Merrill's First Principles and the PAICE Assessment: Why problem-centered instruction is what makes behavioral measurement work

Most organizations treat AI training and AI assessment as separate activities. You train people first, then you test them. The training is the instruction. The assessment is the measurement. Two budgets, two timelines, two vendors.

David Merrill's First Principles of Instruction suggest this separation is the problem. Effective instruction is not a sequence of content delivery followed by evaluation. It is a structured experience where the learner solves real problems, activates prior knowledge, observes demonstrations, applies skills with feedback, and integrates what they learned into practice. Assessment is not a separate step. It is woven into the instructional experience itself.

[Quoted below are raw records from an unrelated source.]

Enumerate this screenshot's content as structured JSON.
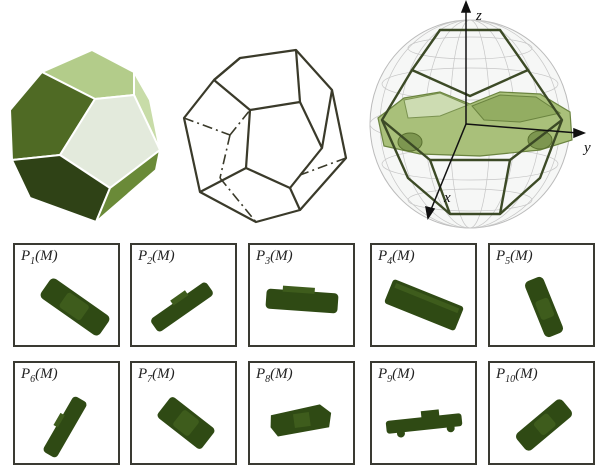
{
  "axes": {
    "x": "x",
    "y": "y",
    "z": "z"
  },
  "panels": [
    {
      "p": "P",
      "sub": "1",
      "arg": "(M)"
    },
    {
      "p": "P",
      "sub": "2",
      "arg": "(M)"
    },
    {
      "p": "P",
      "sub": "3",
      "arg": "(M)"
    },
    {
      "p": "P",
      "sub": "4",
      "arg": "(M)"
    },
    {
      "p": "P",
      "sub": "5",
      "arg": "(M)"
    },
    {
      "p": "P",
      "sub": "6",
      "arg": "(M)"
    },
    {
      "p": "P",
      "sub": "7",
      "arg": "(M)"
    },
    {
      "p": "P",
      "sub": "8",
      "arg": "(M)"
    },
    {
      "p": "P",
      "sub": "9",
      "arg": "(M)"
    },
    {
      "p": "P",
      "sub": "10",
      "arg": "(M)"
    }
  ],
  "colors": {
    "dark_green": "#2f4a14",
    "mid_green": "#5e7a32",
    "light_green": "#c7d9a3",
    "pale_green": "#e6eedb",
    "outline": "#3a3a32"
  }
}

The PAICE (People + AI Collaboration Effectiveness) assessment was not designed by applying Merrill's principles consciously. But when you examine what happens during a PAICE assessment against his framework, the alignment is striking. PAICE works as both measurement and instruction because its architecture satisfies all five principles simultaneously. Understanding this alignment explains why the assessment produces behavioral change in ways that training-then-testing approaches do not.

The Five Principles

In 2002, M. David Merrill published "First Principles of Instruction," a synthesis of decades of instructional design research. Rather than advocate for a single pedagogical theory, Merrill identified the principles that recur across all effective instruction, regardless of the specific methodology used. He found five:

Problem-Centered. Learning happens when learners engage with real, whole problems.
Activation. Learning builds on what the learner already knows.
Demonstration. Learners observe new knowledge and skill applied, not just described.
Application. Learners practice with feedback and diminishing coaching.
Integration. Learners transfer new knowledge into their everyday work through reflection, discussion, and defense.

These are not aspirational ideals. They are empirically observed conditions. Instruction that satisfies all five consistently outperforms instruction that satisfies fewer. The principles are prescriptive, not descriptive: they tell you what to design, not just what to hope for.

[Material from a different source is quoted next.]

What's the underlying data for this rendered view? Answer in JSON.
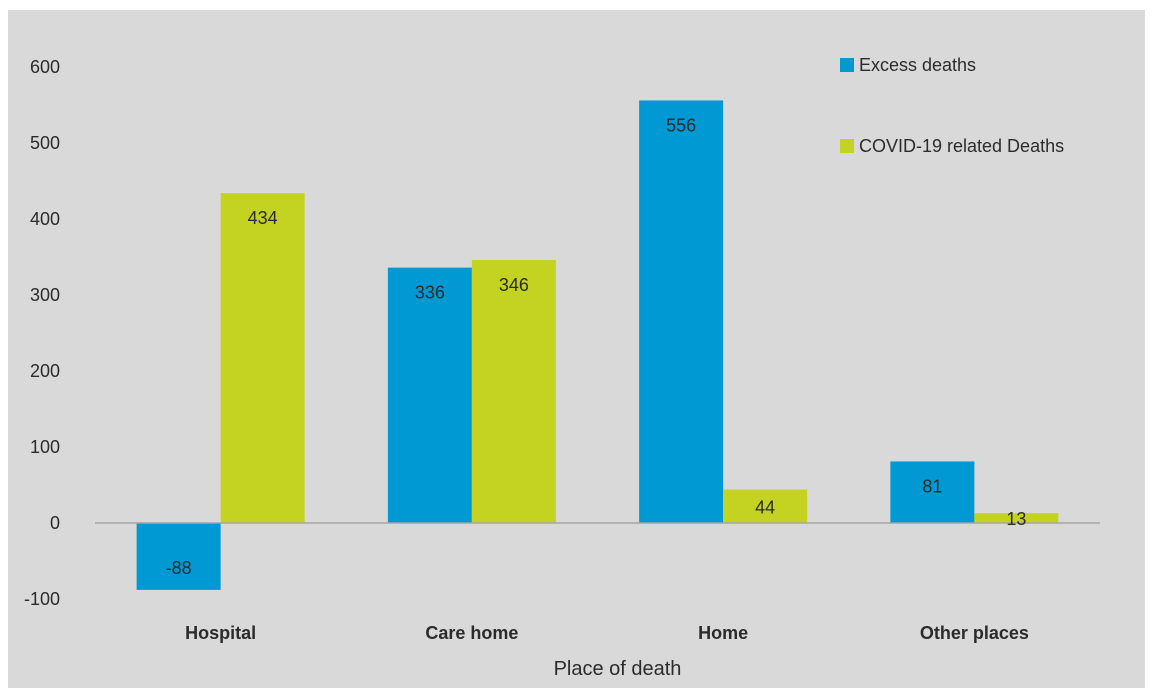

What makes Merrill's framework particularly useful for evaluating AI training is its diagnostic power. When a training program fails to produce behavioral change, the principles tell you where it failed. Most AI training programs fail at all five.

Problem-Centered

Merrill's first and most foundational principle: learning is promoted when learners are engaged in solving real-world problems.

Not case studies about problems. Not hypothetical scenarios. Not multiple-choice questions about what you would do in a situation. Real problems, with real stakes, where the learner's response matters.

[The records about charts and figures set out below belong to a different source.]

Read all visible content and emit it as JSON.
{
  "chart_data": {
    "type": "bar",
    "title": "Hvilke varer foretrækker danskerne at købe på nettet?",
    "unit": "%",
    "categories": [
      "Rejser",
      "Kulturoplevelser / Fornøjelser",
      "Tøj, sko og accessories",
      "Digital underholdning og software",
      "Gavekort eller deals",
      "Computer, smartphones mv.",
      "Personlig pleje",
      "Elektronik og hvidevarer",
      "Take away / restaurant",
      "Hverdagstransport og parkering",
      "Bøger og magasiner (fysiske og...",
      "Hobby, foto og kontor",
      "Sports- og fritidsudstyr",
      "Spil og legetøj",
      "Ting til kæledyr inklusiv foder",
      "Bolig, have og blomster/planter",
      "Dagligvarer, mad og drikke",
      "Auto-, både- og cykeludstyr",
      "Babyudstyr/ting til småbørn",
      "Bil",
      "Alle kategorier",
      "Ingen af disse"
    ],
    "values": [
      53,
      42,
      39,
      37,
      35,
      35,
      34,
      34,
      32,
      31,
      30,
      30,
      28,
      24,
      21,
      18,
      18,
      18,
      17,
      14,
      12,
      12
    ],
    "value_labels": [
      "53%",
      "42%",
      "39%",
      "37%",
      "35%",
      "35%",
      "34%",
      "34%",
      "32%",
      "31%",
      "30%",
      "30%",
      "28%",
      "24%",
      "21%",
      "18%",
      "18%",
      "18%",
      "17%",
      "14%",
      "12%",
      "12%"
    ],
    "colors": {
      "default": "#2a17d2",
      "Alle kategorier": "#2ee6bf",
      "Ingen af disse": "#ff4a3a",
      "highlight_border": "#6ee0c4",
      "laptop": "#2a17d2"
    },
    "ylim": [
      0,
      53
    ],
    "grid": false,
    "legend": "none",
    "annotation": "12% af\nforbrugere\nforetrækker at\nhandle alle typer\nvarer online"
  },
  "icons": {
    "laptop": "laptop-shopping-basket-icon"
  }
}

Most AI training programs violate this principle immediately. They present decontextualized content: slides about responsible AI principles, definitions of hallucination, policy documents about acceptable use. The learner absorbs information about problems other people have had. They do not encounter those problems themselves.

The PAICE assessment is a real problem. When you begin the assessment, you choose a topic from your own professional domain. You then collaborate with an AI assistant on that topic for approximately 25 minutes. The AI is helpful, knowledgeable, and conversational. It is also, at strategic points, wrong.

The errors are not flagged. They are not preceded by a warning or followed by a debrief. They are embedded in the conversation the same way they would be embedded in any real AI interaction: confidently stated, plausibly formatted, easy to accept. Your job is to do what you would do in real work: collaborate effectively, verify when something matters, and catch what needs catching.

This is not a simulation of a problem. It is the problem. The same cognitive challenge that professionals face every day when they use AI tools is recreated under observation. The difference between accepting a hallucinated statistic during a PAICE assessment and accepting one during a client deliverable is context, not cognitive demand.

Activation

Merrill's second principle: learning is promoted when existing knowledge is activated as a foundation for new knowledge.

Effective instruction does not start from zero. It connects to what the learner already knows, uses that knowledge as scaffolding, and builds from there. When instruction ignores prior knowledge, learners either disengage (because the content feels irrelevant) or fail to integrate (because there is nothing to attach the new knowledge to).

Most AI training treats every learner the same regardless of their domain expertise. A compliance officer with 15 years of regulatory experience receives the same "Introduction to AI" module as a recent hire. The training does not leverage the compliance officer's deep knowledge of what correct regulatory analysis looks like. It teaches generic AI concepts and hopes the learner figures out the domain-specific implications on their own.

PAICE activates prior knowledge by design. Because you choose your own professional topic, the assessment is conducted in the domain where your expertise is strongest. When the AI makes an error about contract law, only a lawyer with contract experience will catch it naturally. When it overstates a clinical finding, only a clinician familiar with that literature will notice the inflation.

This is not a design convenience. It is the mechanism that makes failure injection work. PAICE does not test whether you can identify errors in topics you know nothing about. It tests whether you apply the verification habits that your professional expertise makes possible. The assessment activates your existing knowledge and then observes whether you use it.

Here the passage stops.